NDP MP Marjolaine Boutin-Sweet also asked Morneau how he would have reacted if the Harper government, which invoked time allocation 100 times in the previous Parliament, had pulled the same move.
Morneau said that since 39 MPs have already spoken on the bill, it’s important to see it move to the next stage.
“We believe enough time has been provided and it’s time for the committee to consider these matters and to begin study,” Morneau said.
— NDP HoC - NPD CdC (@NDPHoC_NPDCdC) May 9, 2017
Conservative MP Ron Liepert took exception to the finance minister implying enough voices had been heard.
“I know this particular minister doesn’t seem to excel at math, so I’ll do a little math for him,” Liepert said. “He said 39 members have spoken on this particular bill. That means, when you subtract 39 from 338, that 299 members of this House have not had a chance to speak on this particular bill.”

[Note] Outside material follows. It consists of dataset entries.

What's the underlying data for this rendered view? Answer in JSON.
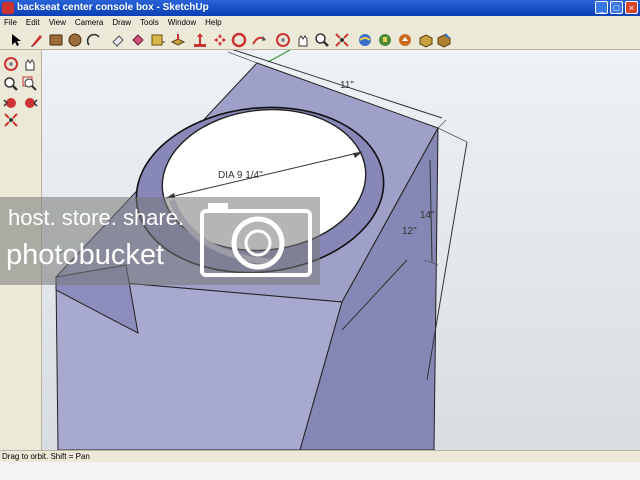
{
  "window": {
    "title": "backseat center console box - SketchUp",
    "minimize_glyph": "_",
    "maximize_glyph": "□",
    "close_glyph": "×"
  },
  "menu": {
    "items": [
      "File",
      "Edit",
      "View",
      "Camera",
      "Draw",
      "Tools",
      "Window",
      "Help"
    ]
  },
  "toolbar": {
    "icons": [
      "select-icon",
      "pencil-icon",
      "rectangle-icon",
      "circle-icon",
      "arc-icon",
      "eraser-icon",
      "paint-bucket-icon",
      "tape-measure-icon",
      "push-pull-icon",
      "move-icon",
      "rotate-icon",
      "offset-icon",
      "orbit-icon",
      "pan-icon",
      "zoom-icon",
      "zoom-extents-icon",
      "google-earth-icon",
      "get-models-icon",
      "share-model-icon",
      "components-icon",
      "get-photo-texture-icon"
    ]
  },
  "left_toolbar": {
    "icons": [
      "orbit-icon",
      "pan-icon",
      "zoom-icon",
      "zoom-window-icon",
      "previous-view-icon",
      "next-view-icon",
      "zoom-extents-icon"
    ]
  },
  "viewport": {
    "dimensions": {
      "width": "11\"",
      "depth": "14\"",
      "height": "12\"",
      "diameter": "DIA 9 1/4\""
    }
  },
  "watermark": {
    "line1": "host. store. share.",
    "line2": "photobucket"
  },
  "status": {
    "text": "Drag to orbit.  Shift = Pan"
  },
  "colors": {
    "box_top": "#9ea0c8",
    "box_front": "#a8a9cf",
    "box_side": "#8587b4",
    "accent_blue": "#0a3fb5"
  }
}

As vice-chair of the finance committee, Liepert asked for a guarantee that the government would not bring closure to the group’s study of the bill as well.
Instead, Morneau challenged Liepert to a “math competition,” at a time of his choosing.
“And I would suggest that maybe we do more than addition and subtraction,” he said. “We might want to use even more complicated tactics than that.”
Morneau said he is not responsible for the work of the finance committee, so will not “dictate” the terms under which it works.
PBO unhappy with proposed changes
Parliamentary budget officer Jean-Denis Frechette blasted the proposed Liberal changes at a press conference last week, saying they would actually curtail his office’s independence.
Frechette said the most concerning proposals include new controls over the PBO by the House of Commons and Senate Speakers, limits on the office's freedom to initiate reports and restrictions on individual parliamentarians' ability to request estimates.
Liberals also used time allocation for last year’s budget bill, as well as for legislation on medically assisted death.